As I grew up in rural South Carolina in the 1980s, baseball was my favorite hobby and pastime. For most of my 7 year Dixie league/recreational league baseball career (ages 5 to 12), my dad was my coach. I don’t remember watching baseball on television because we only had three to four channels and did not have cable.
On my first baseball team, I was the only black player; and then after that most of my teams were majority black. At this time I only had vague notions about race, although I knew that I was black. Because both of my parents worked, my brother and I attended a day-care facility in town. The day-care provider was a thirty-something year old white woman and most of the children in her care were also white. Again, I had little sense of my blackness.
Of the many books on hand at the daycare, one day I discovered a children’s book about Jackie Robinson. By this time, I’m in the third grade and am a good reader, so I read the book very quickly. Just as quickly, it becomes one of my favorite books.
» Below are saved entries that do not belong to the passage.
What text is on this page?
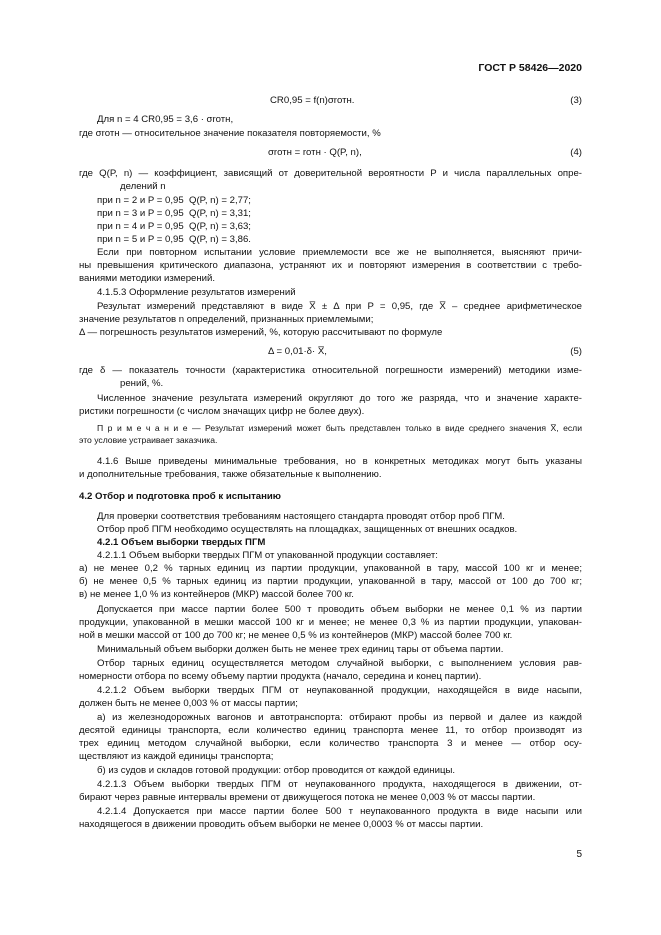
ГОСТ Р 58426—2020
CR0,95 = f(n)σrотн.	(3)
Для n = 4 CR0,95 = 3,6 · σrотн,
где σrотн — относительное значение показателя повторяемости, %
σrотн = rотн · Q(P, n),	(4)
где Q(P, n) — коэффициент, зависящий от доверительной вероятности P и числа параллельных опре-
делений n
при n = 2 и P = 0,95 Q(P, n) = 2,77;
при n = 3 и P = 0,95 Q(P, n) = 3,31;
при n = 4 и P = 0,95 Q(P, n) = 3,63;
при n = 5 и P = 0,95 Q(P, n) = 3,86.
Если при повторном испытании условие приемлемости все же не выполняется, выясняют причи-
ны превышения критического диапазона, устраняют их и повторяют измерения в соответствии с требо-
ваниями методики измерений.
4.1.5.3 Оформление результатов измерений
Результат измерений представляют в виде X̅ ± Δ при P = 0,95, где X̅ – среднее арифметическое
значение результатов n определений, признанных приемлемыми;
Δ — погрешность результатов измерений, %, которую рассчитывают по формуле
Δ = 0,01·δ· X̅,	(5)
где δ — показатель точности (характеристика относительной погрешности измерений) методики изме-
рений, %.
Численное значение результата измерений округляют до того же разряда, что и значение характе-
ристики погрешности (с числом значащих цифр не более двух).
П р и м е ч а н и е — Результат измерений может быть представлен только в виде среднего значения X̅, если
это условие устраивает заказчика.
4.1.6 Выше приведены минимальные требования, но в конкретных методиках могут быть указаны
и дополнительные требования, также обязательные к выполнению.
4.2 Отбор и подготовка проб к испытанию
Для проверки соответствия требованиям настоящего стандарта проводят отбор проб ПГМ.
Отбор проб ПГМ необходимо осуществлять на площадках, защищенных от внешних осадков.
4.2.1 Объем выборки твердых ПГМ
4.2.1.1 Объем выборки твердых ПГМ от упакованной продукции составляет:
а) не менее 0,2 % тарных единиц из партии продукции, упакованной в тару, массой 100 кг и менее;
б) не менее 0,5 % тарных единиц из партии продукции, упакованной в тару, массой от 100 до 700 кг;
в) не менее 1,0 % из контейнеров (МКР) массой более 700 кг.
Допускается при массе партии более 500 т проводить объем выборки не менее 0,1 % из партии
продукции, упакованной в мешки массой 100 кг и менее; не менее 0,3 % из партии продукции, упакован-
ной в мешки массой от 100 до 700 кг; не менее 0,5 % из контейнеров (МКР) массой более 700 кг.
Минимальный объем выборки должен быть не менее трех единиц тары от объема партии.
Отбор тарных единиц осуществляется методом случайной выборки, с выполнением условия рав-
номерности отбора по всему объему партии продукта (начало, середина и конец партии).
4.2.1.2 Объем выборки твердых ПГМ от неупакованной продукции, находящейся в виде насыпи,
должен быть не менее 0,003 % от массы партии;
а) из железнодорожных вагонов и автотранспорта: отбирают пробы из первой и далее из каждой
десятой единицы транспорта, если количество единиц транспорта менее 11, то отбор производят из
трех единиц методом случайной выборки, если количество транспорта 3 и менее — отбор осу-
ществляют из каждой единицы транспорта;
б) из судов и складов готовой продукции: отбор проводится от каждой единицы.
4.2.1.3 Объем выборки твердых ПГМ от неупакованного продукта, находящегося в движении, от-
бирают через равные интервалы времени от движущегося потока не менее 0,003 % от массы партии.
4.2.1.4 Допускается при массе партии более 500 т неупакованного продукта в виде насыпи или
находящегося в движении проводить объем выборки не менее 0,0003 % от массы партии.
5
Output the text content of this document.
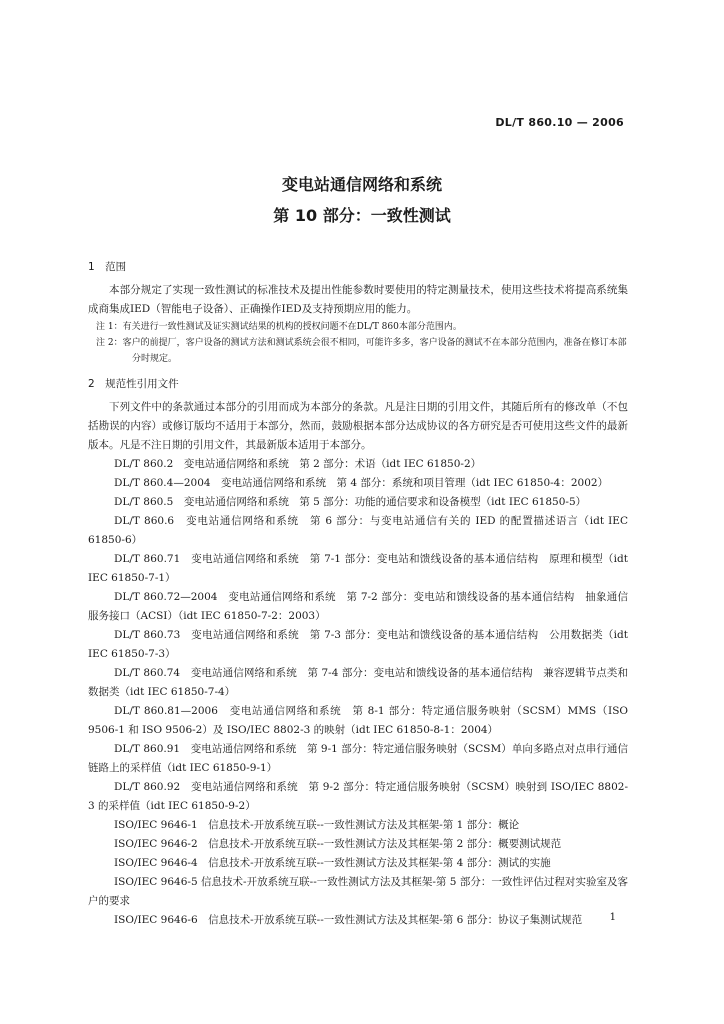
DL/T 860.10 — 2006
变电站通信网络和系统
第 10 部分：一致性测试

1　范围

本部分规定了实现一致性测试的标准技术及提出性能参数时要使用的特定测量技术，使用这些技术将提高系统集成商集成IED（智能电子设备）、正确操作IED及支持预期应用的能力。

注 1：有关进行一致性测试及证实测试结果的机构的授权问题不在DL/T 860本部分范围内。

注 2：客户的前提厂，客户设备的测试方法和测试系统会很不相同，可能许多多，客户设备的测试不在本部分范围内，准备在修订本部分时规定。

2　规范性引用文件

下列文件中的条款通过本部分的引用而成为本部分的条款。凡是注日期的引用文件，其随后所有的修改单（不包括勘误的内容）或修订版均不适用于本部分，然而，鼓励根据本部分达成协议的各方研究是否可使用这些文件的最新版本。凡是不注日期的引用文件，其最新版本适用于本部分。

DL/T 860.2　变电站通信网络和系统　第 2 部分：术语（idt IEC 61850-2）

DL/T 860.4—2004　变电站通信网络和系统　第 4 部分：系统和项目管理（idt IEC 61850-4：2002）

DL/T 860.5　变电站通信网络和系统　第 5 部分：功能的通信要求和设备模型（idt IEC 61850-5）

DL/T 860.6　变电站通信网络和系统　第 6 部分：与变电站通信有关的 IED 的配置描述语言（idt IEC 61850-6）

DL/T 860.71　变电站通信网络和系统　第 7-1 部分：变电站和馈线设备的基本通信结构　原理和模型（idt IEC 61850-7-1）

DL/T 860.72—2004　变电站通信网络和系统　第 7-2 部分：变电站和馈线设备的基本通信结构　抽象通信服务接口（ACSI）（idt IEC 61850-7-2：2003）

DL/T 860.73　变电站通信网络和系统　第 7-3 部分：变电站和馈线设备的基本通信结构　公用数据类（idt IEC 61850-7-3）

DL/T 860.74　变电站通信网络和系统　第 7-4 部分：变电站和馈线设备的基本通信结构　兼容逻辑节点类和数据类（idt IEC 61850-7-4）

DL/T 860.81—2006　变电站通信网络和系统　第 8-1 部分：特定通信服务映射（SCSM）MMS（ISO 9506-1 和 ISO 9506-2）及 ISO/IEC 8802-3 的映射（idt IEC 61850-8-1：2004）

DL/T 860.91　变电站通信网络和系统　第 9-1 部分：特定通信服务映射（SCSM）单向多路点对点串行通信链路上的采样值（idt IEC 61850-9-1）

DL/T 860.92　变电站通信网络和系统　第 9-2 部分：特定通信服务映射（SCSM）映射到 ISO/IEC 8802-3 的采样值（idt IEC 61850-9-2）

ISO/IEC 9646-1　信息技术-开放系统互联--一致性测试方法及其框架-第 1 部分：概论

ISO/IEC 9646-2　信息技术-开放系统互联--一致性测试方法及其框架-第 2 部分：概要测试规范

ISO/IEC 9646-4　信息技术-开放系统互联--一致性测试方法及其框架-第 4 部分：测试的实施

ISO/IEC 9646-5 信息技术-开放系统互联--一致性测试方法及其框架-第 5 部分：一致性评估过程对实验室及客户的要求

ISO/IEC 9646-6　信息技术-开放系统互联--一致性测试方法及其框架-第 6 部分：协议子集测试规范	1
I was extremely excited for several reasons: Never before I had a read a book with a Black main character. I knew there were black baseball players, but did not feel like I knew any very well. The book discussed racism that Robinson faced and how he overcame it and became one of the best baseball players in his generation (Rookie of the Year and MVP). It was the first example of people facing hardships because they were black and Jackie Robinson overcame the hardships. And lastly, a big part of my own racial development and understanding was that being black was not just about facing hardships in the past and overcoming them.
I continued to study Negro league baseball. Read several books and became fascinated by these invisible men who participated in a separate but unequal league, but had equal or superior baseball talent.